Lembro Totó a cada passo, no despoletar das melhores gargalhadas da minha mais imatura adolescência e no exemplo de um actor que viveu na tela e na vida um percurso extraordinário. Há muito lhe devia este tributo. Grazie tante! Meglio tardi che mai.

segunda-feira, 18 de janeiro de 2010

Lagos, manhã prístina

Vamos pelo areal onde o piso é duro e húmido, na maré-baixa. Abraça-nos o sol da manhãzinha e o silêncio mal o rompe um mar que ao longe é dum azul profundo e alcança os nossos pés em ténues lampejos de cristal. A baía cinge na concha das suas mãos doiradas uma nesga parabólica do Paraíso. E as ondas -- quem as vê em tal mansidão? -- guardam o silêncio que quadra com a solenidade daquela hora suspensa.
Aqui e além, há os que, na mira da condelipa, aparafusam o calcanhar no onde a água escassamente cobre a areia. Operam em silêncio, a modo que no respeito duma liturgia. A espaços vertem num balde o que a perfuração lhes depara. Apetece-me perguntar se o mar tem sido pródigo, mas, porque não se interrompe um ofício divino, passo ao largo, todo olhos e discrição.

Memória breve

O mar é sugado no vão de dois rochedos e esvai-se por momentos em líquida esmeralda. Emerge na face argilosa o animalzinho minúsculo e transparente. Estás a ver? Não vejo nada. Sete vezes o mar cumpre o seu vaivém, e a criaturinha reanima-se a cada hausto das águas. Mas baixa a maré e, para aquele ser, mínimo incidente gelatinoso agora definitivamente seco que por sete épocas se cuidou eterno, foi o desenlace. Não houve em sua experiência nem Inverno, nem noite, nem luar, nem nuvens, nem vento. Tudo ocorreu num dia calmo de Verão, era Algarve. A vida foi uma estranha e breve experiência, e a criaturinha julgou conhecer o mundo.

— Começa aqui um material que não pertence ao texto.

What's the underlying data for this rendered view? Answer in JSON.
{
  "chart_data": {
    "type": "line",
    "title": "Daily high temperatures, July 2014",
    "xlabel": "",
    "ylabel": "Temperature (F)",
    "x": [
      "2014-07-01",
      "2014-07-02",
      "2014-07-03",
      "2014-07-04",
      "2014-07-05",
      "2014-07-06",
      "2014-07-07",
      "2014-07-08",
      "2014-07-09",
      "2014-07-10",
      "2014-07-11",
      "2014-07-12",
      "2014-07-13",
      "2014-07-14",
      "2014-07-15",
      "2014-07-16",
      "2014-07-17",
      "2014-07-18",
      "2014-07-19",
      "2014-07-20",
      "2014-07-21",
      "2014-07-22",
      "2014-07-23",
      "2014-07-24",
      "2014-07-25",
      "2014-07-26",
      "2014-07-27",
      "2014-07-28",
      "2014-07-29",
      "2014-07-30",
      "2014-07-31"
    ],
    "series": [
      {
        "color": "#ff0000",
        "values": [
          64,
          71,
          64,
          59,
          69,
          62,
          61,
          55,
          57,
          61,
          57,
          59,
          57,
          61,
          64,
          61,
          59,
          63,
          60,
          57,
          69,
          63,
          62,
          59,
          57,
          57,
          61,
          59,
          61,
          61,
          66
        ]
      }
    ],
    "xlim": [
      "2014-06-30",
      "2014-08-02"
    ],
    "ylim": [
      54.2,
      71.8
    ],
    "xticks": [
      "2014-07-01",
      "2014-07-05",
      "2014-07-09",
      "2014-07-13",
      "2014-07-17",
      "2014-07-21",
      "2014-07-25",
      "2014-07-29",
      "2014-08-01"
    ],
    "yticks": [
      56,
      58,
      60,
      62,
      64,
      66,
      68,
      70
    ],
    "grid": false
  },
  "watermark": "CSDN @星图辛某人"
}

sábado, 16 de janeiro de 2010

O cabaz eleitoral

O programa eleitoral dum partido assemelha-se a um cabaz de fruta que nos é oferecido com prospectos e fanfarra. Chegada a época da propaganda, escolhemos o cabaz que contém maioritariamente frutas nossas preferidas, o que não significa que no mesmo cabaz não haja alguma, quiçá uma só, que nos repugne. E ninguém pode obrigar-nos a comer dessa espécie somente porque aceitámos o cabaz. Ora, colocados em dado momento na iminência da obrigatoriedade legal de incluir a tal fruta na dieta, é lógico que se promova um referendo ou se submeta a decisão a votação secreta. Não permiti-lo é forçar a aceitação do concreto que nos desagrada, sob o pretexto de ele se incluir num conjunto sofrível.
Se um governante pode dar-se ao luxo de não nos dar algumas das frutas prometidas ao som capitoso da tal fanfarra eleitoral (e há bons exemplos disso), também ao cidadão deve assistir o direito de ser respeitado na excepção que mais lhe desagrade. Houve no passado dia 8 de Janeiro um bom exemplo disso.

Em louvor da Árvore

10 de Janeiro
Para mim, a Árvore simboliza a paz. De todos os seres vivos é o que mais me quadra: mal se mexe, salvo se o vento colabora (mas o vento não é ela); tudo suporta sem um queixume audivel; pare os seus frutos e não se lhe ouve um gemido; acolhe em seus ramos a passarada e abriga do sol o homem que a derruba; chega a ser mais alta que a catedral e não se abusa do seu tamanho; abranda o clima e sofre sem protesto que os cachorros lhe urinem a base. E ainda, para cúmulo do seu prodígio e remate de utilidade, dá por último o corpo à lareira e é matéria-prima que enriquece as orquestras.
Que outra criatura a iguala na variedade de méritos?